Agalloch'un yaptığı müziğe aşikar biri olduğum için Khôrada’nın neler yapacağı konusunda az çok fikrim vardı. Tahmin yürütmek çok zor olmadı açıkçası benim için. Çünkü Agalloch gerçekten kendine özgü bir müzik yapma konusunda oldukça iyi bir gruptu. Kendine özgü dediysem de yaptıkları müziği onlardan başkası yapmıyordu demek istemedim. Black Metal’in daha melodik halini bizlere dinlettiriyordu ABD’li grup. Fakat Giant Squid hakkında herhangi bir bilgim olmadığı için, bu durumun belki beni yanıltabileceğini düşündüm. Nitekim yanılmadım ve Agalloch’un tarzında bir tarz benimseyen Khôrada’nın Salt albümünü güzel bir şekilde dinledim. Siteye ilk ve tek Agalloch albüm yazısı olarak “The Mantle”ı yazmıştım. Grubun önceki albümlerini de dinledim fakat o albümlerden herhangi birini yazma şansım olmadı. Neyse ki Khôrada var ve bu etkileyici oluşumun neler yaptığını sizlerle paylaşma fırsatı verdiler bana.

Khôrada, Agalloch’un küllerinden doğan bir grup izlenimini çok açık bir şekilde veriyor. Çünkü müzik şekli olarak hemen hemen hiçbir fark göremiyorsunuz. Yine oldukça duygusal enstantanelerin yer aldığı bir müziği bizlere sunuyor grubumuz. Melodi yönünden oldukça doyuran bir albüm olmuş Salt. Albümü dinledikçe sizlerde bıraktığı duygusal güzellikleri daha da derinden hissediyorsunuz. Melodi yazma konusunda gerçekten çok muazzam işler yapılmış albümde ve bu güzel melodiler sizleri yemyeşil kırlarda uzanan ve gökyüzündeki bulutları hayvan şekillerine benzeten duygusal adamlara ve kadınlara çeviriyor. Bunun yanı sıra albümün yazılış zamanı ABD’nin başkanı “Trump”ın seçilme zamanına ve takip eden sürece denk geldiği için grup şarkıların yazımında bu durumdan da etkilenmiştir. Baskıcı, gerici, yobaz ve ahlaksız bir başkanın tutumuna onlar da sessiz kalmamıştır. İki grubun da ABD menşeili olduğu ve yer altı müziğini icra ettikleri için ülkelerinde yaşanan bu talihsizliğe karşı muhalif konumlarını ortaya koymuşlardır.
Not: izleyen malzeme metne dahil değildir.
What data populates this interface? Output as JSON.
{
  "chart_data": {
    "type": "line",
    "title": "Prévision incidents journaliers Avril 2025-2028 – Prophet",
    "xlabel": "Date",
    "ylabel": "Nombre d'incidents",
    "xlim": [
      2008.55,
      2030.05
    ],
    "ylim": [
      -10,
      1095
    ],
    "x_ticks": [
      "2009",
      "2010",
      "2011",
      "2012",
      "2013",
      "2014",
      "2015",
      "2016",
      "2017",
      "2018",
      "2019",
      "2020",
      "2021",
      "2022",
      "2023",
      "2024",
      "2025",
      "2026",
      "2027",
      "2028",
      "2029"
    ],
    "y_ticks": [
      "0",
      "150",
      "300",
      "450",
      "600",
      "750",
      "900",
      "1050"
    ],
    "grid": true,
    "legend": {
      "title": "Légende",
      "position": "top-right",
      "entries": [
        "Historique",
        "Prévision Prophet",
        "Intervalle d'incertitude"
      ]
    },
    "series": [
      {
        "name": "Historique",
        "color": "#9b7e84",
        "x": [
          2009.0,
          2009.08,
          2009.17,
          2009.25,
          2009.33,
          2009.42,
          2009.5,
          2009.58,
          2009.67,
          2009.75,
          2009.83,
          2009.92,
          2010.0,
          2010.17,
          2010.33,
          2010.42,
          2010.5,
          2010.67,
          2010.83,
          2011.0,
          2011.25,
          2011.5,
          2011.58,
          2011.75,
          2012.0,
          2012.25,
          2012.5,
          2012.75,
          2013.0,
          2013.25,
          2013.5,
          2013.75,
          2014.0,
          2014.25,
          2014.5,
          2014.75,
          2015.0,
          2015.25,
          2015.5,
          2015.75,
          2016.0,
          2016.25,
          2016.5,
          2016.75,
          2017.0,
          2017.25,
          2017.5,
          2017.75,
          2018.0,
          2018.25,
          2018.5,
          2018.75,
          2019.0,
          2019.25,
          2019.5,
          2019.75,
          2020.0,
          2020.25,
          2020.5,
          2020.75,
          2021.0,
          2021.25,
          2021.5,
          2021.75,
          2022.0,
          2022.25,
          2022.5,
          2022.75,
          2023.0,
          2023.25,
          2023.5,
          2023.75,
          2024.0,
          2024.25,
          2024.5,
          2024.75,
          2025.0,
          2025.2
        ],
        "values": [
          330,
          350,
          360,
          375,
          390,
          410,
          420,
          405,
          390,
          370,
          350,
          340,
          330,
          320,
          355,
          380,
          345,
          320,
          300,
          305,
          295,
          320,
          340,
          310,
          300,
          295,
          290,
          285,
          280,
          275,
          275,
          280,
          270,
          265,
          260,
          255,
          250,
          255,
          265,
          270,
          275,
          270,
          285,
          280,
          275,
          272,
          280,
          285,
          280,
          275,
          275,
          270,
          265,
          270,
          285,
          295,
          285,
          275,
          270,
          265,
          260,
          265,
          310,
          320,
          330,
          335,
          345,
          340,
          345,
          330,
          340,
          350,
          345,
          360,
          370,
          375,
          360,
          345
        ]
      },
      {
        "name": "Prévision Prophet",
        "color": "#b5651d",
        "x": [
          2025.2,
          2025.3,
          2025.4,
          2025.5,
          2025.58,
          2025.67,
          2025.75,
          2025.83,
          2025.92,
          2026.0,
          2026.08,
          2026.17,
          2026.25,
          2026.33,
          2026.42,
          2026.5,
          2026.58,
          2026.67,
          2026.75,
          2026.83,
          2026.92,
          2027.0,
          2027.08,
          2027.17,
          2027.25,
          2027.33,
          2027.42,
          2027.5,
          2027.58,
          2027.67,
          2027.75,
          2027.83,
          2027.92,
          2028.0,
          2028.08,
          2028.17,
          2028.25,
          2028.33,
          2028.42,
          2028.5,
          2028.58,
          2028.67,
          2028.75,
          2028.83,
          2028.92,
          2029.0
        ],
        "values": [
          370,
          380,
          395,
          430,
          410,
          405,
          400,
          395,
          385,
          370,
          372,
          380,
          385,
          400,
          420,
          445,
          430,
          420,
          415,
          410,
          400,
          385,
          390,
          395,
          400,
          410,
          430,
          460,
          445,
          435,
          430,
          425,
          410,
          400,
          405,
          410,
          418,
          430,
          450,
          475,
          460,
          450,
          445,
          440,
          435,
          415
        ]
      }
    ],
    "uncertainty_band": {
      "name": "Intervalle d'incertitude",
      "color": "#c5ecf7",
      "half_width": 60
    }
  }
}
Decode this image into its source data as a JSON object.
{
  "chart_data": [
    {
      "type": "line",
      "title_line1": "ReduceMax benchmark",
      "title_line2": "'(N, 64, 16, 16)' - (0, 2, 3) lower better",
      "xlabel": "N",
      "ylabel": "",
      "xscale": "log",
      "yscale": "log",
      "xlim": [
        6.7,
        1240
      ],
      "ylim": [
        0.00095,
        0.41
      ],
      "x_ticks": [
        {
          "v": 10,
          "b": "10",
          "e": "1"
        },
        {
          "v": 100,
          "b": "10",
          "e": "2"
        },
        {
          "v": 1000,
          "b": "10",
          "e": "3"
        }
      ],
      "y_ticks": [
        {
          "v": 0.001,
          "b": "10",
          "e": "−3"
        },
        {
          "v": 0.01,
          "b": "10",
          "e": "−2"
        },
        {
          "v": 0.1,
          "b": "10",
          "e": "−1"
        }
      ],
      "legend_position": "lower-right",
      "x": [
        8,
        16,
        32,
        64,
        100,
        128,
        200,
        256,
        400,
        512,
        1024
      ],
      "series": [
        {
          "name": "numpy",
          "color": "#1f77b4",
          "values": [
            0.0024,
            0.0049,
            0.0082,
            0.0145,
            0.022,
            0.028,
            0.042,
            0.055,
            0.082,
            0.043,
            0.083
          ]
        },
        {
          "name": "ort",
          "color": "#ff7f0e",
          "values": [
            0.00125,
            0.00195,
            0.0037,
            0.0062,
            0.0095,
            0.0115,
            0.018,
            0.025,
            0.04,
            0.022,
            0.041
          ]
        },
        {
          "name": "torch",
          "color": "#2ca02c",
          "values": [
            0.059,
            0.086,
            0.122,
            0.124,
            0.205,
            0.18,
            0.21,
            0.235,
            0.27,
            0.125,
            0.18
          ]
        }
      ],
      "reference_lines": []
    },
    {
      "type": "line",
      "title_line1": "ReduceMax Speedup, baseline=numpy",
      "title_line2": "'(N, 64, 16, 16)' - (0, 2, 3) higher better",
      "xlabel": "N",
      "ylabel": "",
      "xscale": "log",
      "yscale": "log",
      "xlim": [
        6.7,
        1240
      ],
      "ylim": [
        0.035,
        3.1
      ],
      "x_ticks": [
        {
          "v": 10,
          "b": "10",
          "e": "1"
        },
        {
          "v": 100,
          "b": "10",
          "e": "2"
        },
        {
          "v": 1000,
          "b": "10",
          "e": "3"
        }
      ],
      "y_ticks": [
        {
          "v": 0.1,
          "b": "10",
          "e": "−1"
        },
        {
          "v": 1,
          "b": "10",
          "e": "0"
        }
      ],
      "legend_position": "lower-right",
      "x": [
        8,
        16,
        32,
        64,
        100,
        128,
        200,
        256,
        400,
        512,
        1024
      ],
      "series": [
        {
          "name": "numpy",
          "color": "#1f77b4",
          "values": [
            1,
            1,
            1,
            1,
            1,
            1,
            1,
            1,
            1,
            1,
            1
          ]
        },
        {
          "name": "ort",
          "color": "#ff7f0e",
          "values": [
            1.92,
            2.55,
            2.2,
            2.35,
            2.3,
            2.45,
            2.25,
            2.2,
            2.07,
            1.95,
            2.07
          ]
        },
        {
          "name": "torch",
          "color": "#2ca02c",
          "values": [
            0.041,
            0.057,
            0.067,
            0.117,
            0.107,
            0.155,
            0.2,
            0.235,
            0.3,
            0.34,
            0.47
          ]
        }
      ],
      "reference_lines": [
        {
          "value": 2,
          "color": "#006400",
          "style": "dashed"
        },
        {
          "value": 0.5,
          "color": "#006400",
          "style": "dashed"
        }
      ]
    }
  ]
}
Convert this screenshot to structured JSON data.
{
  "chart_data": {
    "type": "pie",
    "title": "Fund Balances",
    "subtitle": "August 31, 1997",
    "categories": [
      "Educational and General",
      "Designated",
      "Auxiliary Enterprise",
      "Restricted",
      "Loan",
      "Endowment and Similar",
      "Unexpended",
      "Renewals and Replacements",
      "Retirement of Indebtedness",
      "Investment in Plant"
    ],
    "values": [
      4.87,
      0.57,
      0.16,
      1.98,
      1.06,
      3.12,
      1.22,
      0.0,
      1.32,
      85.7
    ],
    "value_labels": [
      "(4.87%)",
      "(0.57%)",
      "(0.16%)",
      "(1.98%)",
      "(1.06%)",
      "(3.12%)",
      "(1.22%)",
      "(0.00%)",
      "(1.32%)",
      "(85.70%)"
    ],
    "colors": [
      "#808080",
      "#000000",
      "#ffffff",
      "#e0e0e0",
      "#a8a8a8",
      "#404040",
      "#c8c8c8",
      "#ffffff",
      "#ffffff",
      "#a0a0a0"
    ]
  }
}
Albümü dinlediğim süre boyunca genel olarak hoşnut kaldım. Fakat bana bir The Mantle kadar da etkileyici gelmediğini söylemem gerek. Yine oldukça üst düzey müzikal işler var ve bazen ağzınız açık kalıyor. Gerçekten çok iyi melodi yazımlarının yanı sıra, bu melodilerin arkalarını dolduran ve sağlamlaştıran güzel rifflere de imza atmış Khôrada. Prodüksiyon yönünden de gayet başarılı bir albüm olmuş Salt. İçinde barındırdığı bütün enstrümanların seslerini gayet net bir şekilde kulaklarınızda çaldırıyor. Yaratılan duygusal atmosfer için kullanılan klavye ve trompeti de gayet yerinde ve dozunda kullanmışlar. Benim en çok sevdiğim şeylerden biri olan bas gitarın distorsiyonlu bir şekilde kaydedilmesini Salt’ın birkaç şarkısında da duyduğum için açıkçası mutlu oldum. Klasik şeylerden devam etmek yerine böylesi ufak tefek şekerlikler daha etkileyici oluyor. Fakat albümdeki her şarkı için çok etkileyici diyemeyeceğim. Yer yer sıkıldığım anlar oldu. Yinede genel anlamda gayet iyi bir albüm olmuş Salt. Gerilim, öfke, hüzün, mutluluk gibi bütün duyguları sizlere yaşatabilecek bestelere sahip ve iki grubun da gayet yetenekli adamlardan oluştuğunu hesaba kattığımızda böyle bir sonuç olması gerekiyordu.


Albümde 7 şarkı var 55 dakikalık bir süreye sahip Salt. Dinlemekten kesinlikle zevk alacağınızı düşünüyorum. Özellikle son şarkı “Ossify” benim için albümün en güzel şarkısı konumunda şu an. Elbette albümü daha fazla dinledikçe değişebilir, o yüzden şu anda dedim zaten. Bir sonraki yazıda görüşene dek hoşça kalın!